Peter Thomson
Alum 2003Peter Thomson has been covering the broad swath of issues related to the environment and global sustainability for more than 25 years and signed on as The World’s environment editor in 2008. After stints at WBUR and Monitor Radio in Boston he signed on as the founding editor and producer of NPR’s groundbreaking new environmental news program Living on Earth, in 1991. In nearly 10 years at the program, Peter helped establish Living on Earth as the preeminent broadcast source for environmental news and helped the program earn numerous awards and honors. He also reported for the program on issues from oil and natives on Alaska’s North Slope to solar power development in rural Morocco.
He is the author of the acclaimed book Sacred Sea: A Journey to Lake Baikal, about the world’s largest, deepest, oldest and most ecologically unique lake. Peter’s work has received more than two dozen awards, including a 2016 AAAS Kavli Science Journalism Gold Award for audio.

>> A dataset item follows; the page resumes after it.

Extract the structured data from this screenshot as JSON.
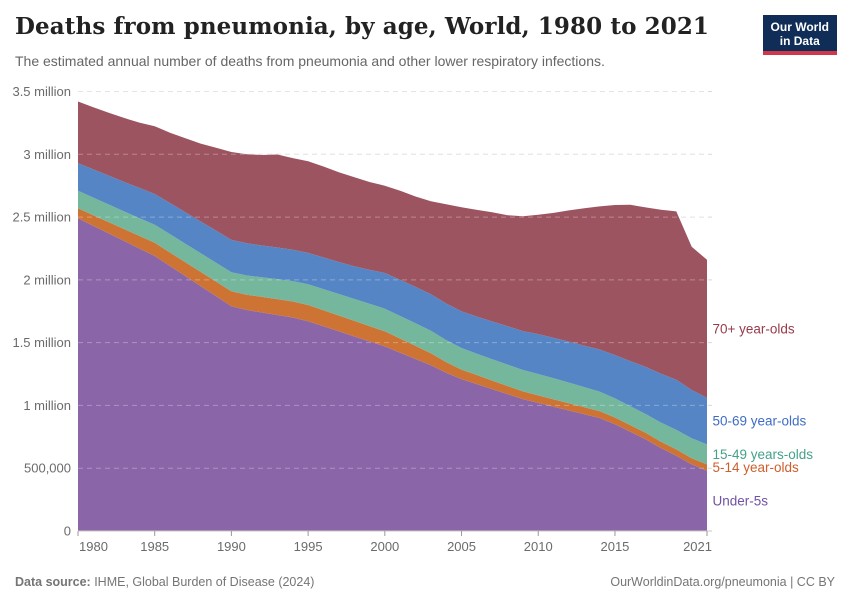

He’s been a fellow at the MacDowell Colony in New Hampshire, the Rockefeller Foundation’s Bellagio Study and Conference Center in Italy, the National Center for Atmospheric Research, the Marine Biological Laboratory, the Institutes for Journalism and Natural Resources and the International Reporting Project, with whom he traveled to China in 2010. He served 15 years on the board of Directors of the Society of Environmental Journalists and currently sits on the advisory board of the Metcalf Institute for Marine and Environmental Reporting.